Eliminating the Observer Effect in Malware Analysis

May 12th 2016

We have a mission at VMRay to build the ultimate malware Panopticon with a twist. The original 18th century Panopticon design was conceived as a way to monitor inmates in an institution in such a way that they could never know where or when they were being observed – so they would be forced to always stay on their best behavior. By contrast, we want the opposite – like the Panopticon, observe behavior while undetected, but in such a way malware assumes it is never being observed and does its worst.



To achieve that, we need to overcome a phenomena called the Observer_Effect :
“In science, the term observer effect refers to changes that the act of observation will make on a phenomenon being observed. This is often the result of instruments that, by necessity, alter the state of what they measure in some manner.”
The Observer Effect is frequently conflated with but unrelated to, both the Heisenberg Uncertainty Principle and Schrödinger’s cat .

We’ll illustrate the difference with a funny cat video:



The Observer Effect describes neatly perhaps the biggest challenge in threat detection and analysis. As the malware arms race makes anti-analysis techniques commonplace in malware, we as security vendors are obliged to continually up our game.
We want to simultaneously meet 3 criteria:

  1. Analyze quickly, and at scale
  2. Analyze accurately, and completely 
  3. Infer from that analysis a correct determination of maliciousness

We’ve covered in earlier blog posts all three of these points. For example these posts on hyperscaling, analyzing environment-sensitive malware and automating custom VM setups. Overcoming the Observer Effect is critical to the 2nd point regarding accurate, complete analysis. Of course, if it was easy everyone would be doing it and we wouldn’t need to blog about it! There are traditionally two main approaches to dynamic malware analysis:

  1. Using emulation
  2. Instrument a native OS by hooking

We’ve written extensively about each approach and the contrast with our own agentless hypervisor-based approach, in particular in our whitepaper comparing and contrasting each.
Emulation-based analysis can provide a robust, complete analysis. However, by its very nature, fully and accurately emulating all aspects of a computing environment (OS, memory, etc) is difficult and fraught with risk.
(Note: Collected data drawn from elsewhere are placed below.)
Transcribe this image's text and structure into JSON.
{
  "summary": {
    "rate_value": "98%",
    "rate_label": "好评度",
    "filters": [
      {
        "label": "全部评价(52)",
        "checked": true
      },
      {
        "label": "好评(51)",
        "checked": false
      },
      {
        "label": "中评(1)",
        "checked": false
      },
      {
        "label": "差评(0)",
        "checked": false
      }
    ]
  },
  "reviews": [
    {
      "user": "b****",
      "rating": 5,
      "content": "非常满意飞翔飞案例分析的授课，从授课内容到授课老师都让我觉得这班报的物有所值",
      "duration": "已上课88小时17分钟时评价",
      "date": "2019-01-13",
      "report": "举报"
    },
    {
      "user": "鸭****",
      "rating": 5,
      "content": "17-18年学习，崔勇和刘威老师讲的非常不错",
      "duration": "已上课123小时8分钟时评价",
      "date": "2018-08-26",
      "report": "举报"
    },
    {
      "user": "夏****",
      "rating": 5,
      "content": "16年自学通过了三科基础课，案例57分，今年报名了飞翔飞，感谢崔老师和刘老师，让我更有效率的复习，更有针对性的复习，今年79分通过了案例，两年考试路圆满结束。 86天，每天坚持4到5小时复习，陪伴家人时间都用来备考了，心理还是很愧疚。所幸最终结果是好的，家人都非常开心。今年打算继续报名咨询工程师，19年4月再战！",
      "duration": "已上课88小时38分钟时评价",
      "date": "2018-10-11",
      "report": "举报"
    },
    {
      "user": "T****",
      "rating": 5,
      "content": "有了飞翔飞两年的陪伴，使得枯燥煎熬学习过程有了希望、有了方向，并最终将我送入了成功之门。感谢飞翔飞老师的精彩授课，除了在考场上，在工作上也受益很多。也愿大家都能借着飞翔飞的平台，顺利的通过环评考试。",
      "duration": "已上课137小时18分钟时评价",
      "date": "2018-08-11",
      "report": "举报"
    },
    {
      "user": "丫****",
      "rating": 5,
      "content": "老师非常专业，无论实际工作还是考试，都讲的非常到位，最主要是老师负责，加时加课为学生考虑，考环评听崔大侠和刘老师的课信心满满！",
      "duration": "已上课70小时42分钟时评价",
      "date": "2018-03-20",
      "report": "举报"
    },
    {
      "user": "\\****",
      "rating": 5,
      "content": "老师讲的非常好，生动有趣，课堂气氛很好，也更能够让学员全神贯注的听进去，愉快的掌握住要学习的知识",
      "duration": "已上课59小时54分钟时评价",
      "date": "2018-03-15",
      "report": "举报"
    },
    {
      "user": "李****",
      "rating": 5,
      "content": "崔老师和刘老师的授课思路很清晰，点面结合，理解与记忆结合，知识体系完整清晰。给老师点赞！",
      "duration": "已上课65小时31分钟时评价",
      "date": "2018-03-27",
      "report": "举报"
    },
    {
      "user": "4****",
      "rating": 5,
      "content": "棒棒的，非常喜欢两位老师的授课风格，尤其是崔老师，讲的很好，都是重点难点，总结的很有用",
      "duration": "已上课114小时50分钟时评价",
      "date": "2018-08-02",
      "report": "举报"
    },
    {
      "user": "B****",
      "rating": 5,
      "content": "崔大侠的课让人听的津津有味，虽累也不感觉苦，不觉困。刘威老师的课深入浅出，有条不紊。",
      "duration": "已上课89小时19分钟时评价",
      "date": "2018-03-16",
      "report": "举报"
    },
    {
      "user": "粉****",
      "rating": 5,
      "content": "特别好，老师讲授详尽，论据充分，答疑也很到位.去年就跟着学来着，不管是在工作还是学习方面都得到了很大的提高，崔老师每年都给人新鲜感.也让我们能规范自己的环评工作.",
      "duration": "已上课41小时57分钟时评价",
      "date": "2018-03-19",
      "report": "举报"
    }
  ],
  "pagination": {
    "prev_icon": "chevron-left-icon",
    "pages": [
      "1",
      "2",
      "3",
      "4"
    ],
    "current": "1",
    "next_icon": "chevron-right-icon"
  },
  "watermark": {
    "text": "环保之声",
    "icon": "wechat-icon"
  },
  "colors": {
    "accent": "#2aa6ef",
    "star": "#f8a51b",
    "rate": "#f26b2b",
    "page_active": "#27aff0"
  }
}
It is also very slow and doesn’t scale.
Hooking-based analysis is where a target analysis machine is instrumented by loading a user-mode or kernel-mode driver that ‘hooks’ or intercepts communication between the process and the OS and tracks other activity and system changes. It is the most widely-adopted mainstream approach for several reasons, one being the relative simplicity of injecting a hook into a native target operating system instead of emulation of the entire CPU instruction set, memory and so forth.
Both approaches by definition modify the target analysis environment and hence suffer from the Observer Effect. The malware author, with enough effort and technical skill, will invariably be able to code malware that detects the analysis environment and subsequently modify its behavior to thwart analysis.
With VMRay, we’ve taken an approach quite different than hooking or emulation. By monitoring at the hypervisor level, VMRay can analyze target virtual machines (VMs) that run completely unmodified – not a single bit is changed.

Of course the analysis machine is by definition a VM since it must always run on a hypervisor. We can take steps to hide the presence of a VM, aided by tests like PaFish. Fortunately, even in the event malware successfully detected a virtualized environment, with ubiquitous virtualization of corporate desktops and servers that is no longer a reliable indicator of an analysis environment.
Agentless hypervisor-based monitoring represents the best approach to overcoming the Observer Effect. By neither emulating or modifying the target analysis environment, this approach precludes any attempt by context-aware malware to detect an analysis environment and thwart analysis.
Nevertheless, such malware may still detect analysis environments that don’t look ‘real’ or match the mix of applications and configurations expected on the intended target. That’s a whole other topic for another day!